The reason why people have affairs is not about the sex. You hear all the time about men who visit prostitutes just to talk and be heard. Affairs happen when people feel lonely and unappreciated. He might be as familiar to you as your favourite pair of granny panties, but try to remind yourself of how cool he actually is, and how many other women would give their left boob to have a kind, affectionate, honest, good-looking guy like him to call their own. He’s the business, and you’re lucky. And of course this goes both ways. Women look to other men when they feel like they’ve become invisible. We find ways to fill the holes in our lives, sometimes to devastating effect. If you can, somehow, keep seeing each other like you did when you first met you’ll automatically introduce a special kind of magic into your relationship. He hasn’t changed since that first day. Look past the familiar and get the person he is in the world.

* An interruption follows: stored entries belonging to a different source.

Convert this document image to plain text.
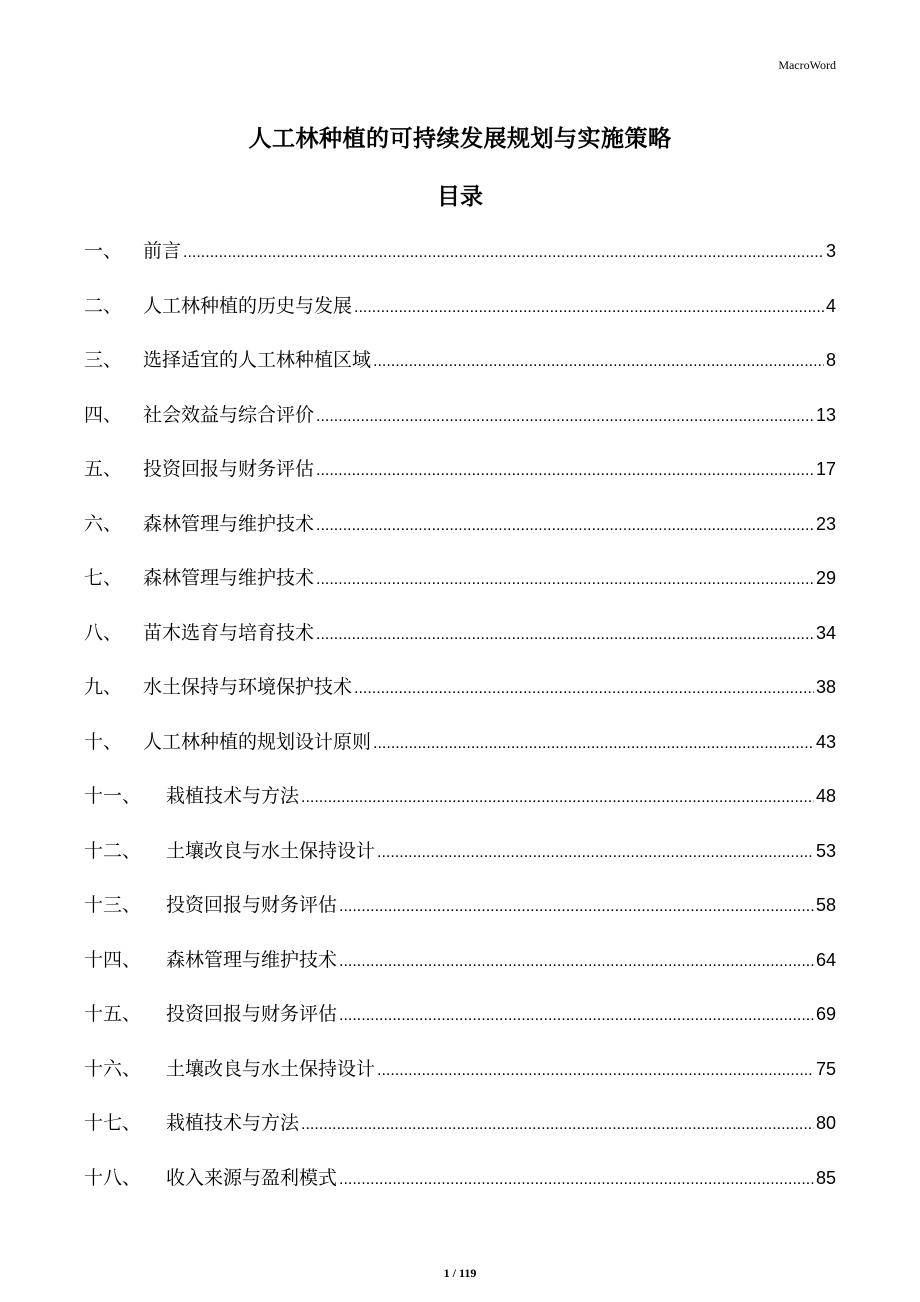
MacroWord
人工林种植的可持续发展规划与实施策略
目录
一、	前言 .....	3
二、	人工林种植的历史与发展 .....	4
三、	选择适宜的人工林种植区域 .....	8
四、	社会效益与综合评价 .....	13
五、	投资回报与财务评估 .....	17
六、	森林管理与维护技术 .....	23
七、	森林管理与维护技术 .....	29
八、	苗木选育与培育技术 .....	34
九、	水土保持与环境保护技术 .....	38
十、	人工林种植的规划设计原则 .....	43
十一、	栽植技术与方法 .....	48
十二、	土壤改良与水土保持设计 .....	53
十三、	投资回报与财务评估 .....	58
十四、	森林管理与维护技术 .....	64
十五、	投资回报与财务评估 .....	69
十六、	土壤改良与水土保持设计 .....	75
十七、	栽植技术与方法 .....	80
十八、	收入来源与盈利模式 .....	85
1 / 119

4. Being attracted to somebody else doesn’t mean you have to have an affair

Forever is a long time, and when you exchange rings you don’t die or go blind. You’re still a separate human being, and it’s inevitable that, along the way, you’re going to meet at least one person you’d really, rather like very much to shag. Don’t do it. Being attracted to another person doesn’t mean you have to act on these feelings. And don’t, for the love of god, encourage the attention, irresistible as the affirmation might be – you’re just going to make things difficult for yourself and worse, incur pain on a number of people. A wise friend (who learnt this the hard way) said to me the other night, ‘I’ve revised my opinion on infidelity. It isn’t shades of grey. It’s black and white, pure and simple. You make a choice not to go there, and you don’t.’ Because if you do, even if the relationship survives, you create terrible cracks that never, ever go away. If you want to do this thing right you have to honour the trust between you. Look, imagine if you must, but don’t touch. You will get burnt, and it won’t be worth it.

5. Keep your eyes on the prize

A lot of people get divorced for a lot of reasons, but that doesn’t make it an easy option. A psychologist friend of mine talks about how divorce brings out the most primal feelings and the rawest kind of pain human beings virtually ever experience. Whatever you might think from the comfort of your so-so marriage, you’re not going to get out of it unscathed. It will hurt you, hurt your friends and families, and worst of all, devastate your children. The prize is this: a partner who loves you above all; who will be there for you no matter what; who (probably) fathered your children and therefore has only their best interests at heart; who knows you and accepts you; who sees your flaws and loves you regardless. In this world of loneliness, broken dreams and heartache, this is not a bad deal. Love him back. Be good partners to one another. Fight well and constructively, and remember how much you loved each other once. Accept that he’s going to infuriate you and that you’ll infuriate him right back. Watch your tongue and the words you use when you argue. Make kindness the default mode. What you have is special and might not come around again, so guard it with your life.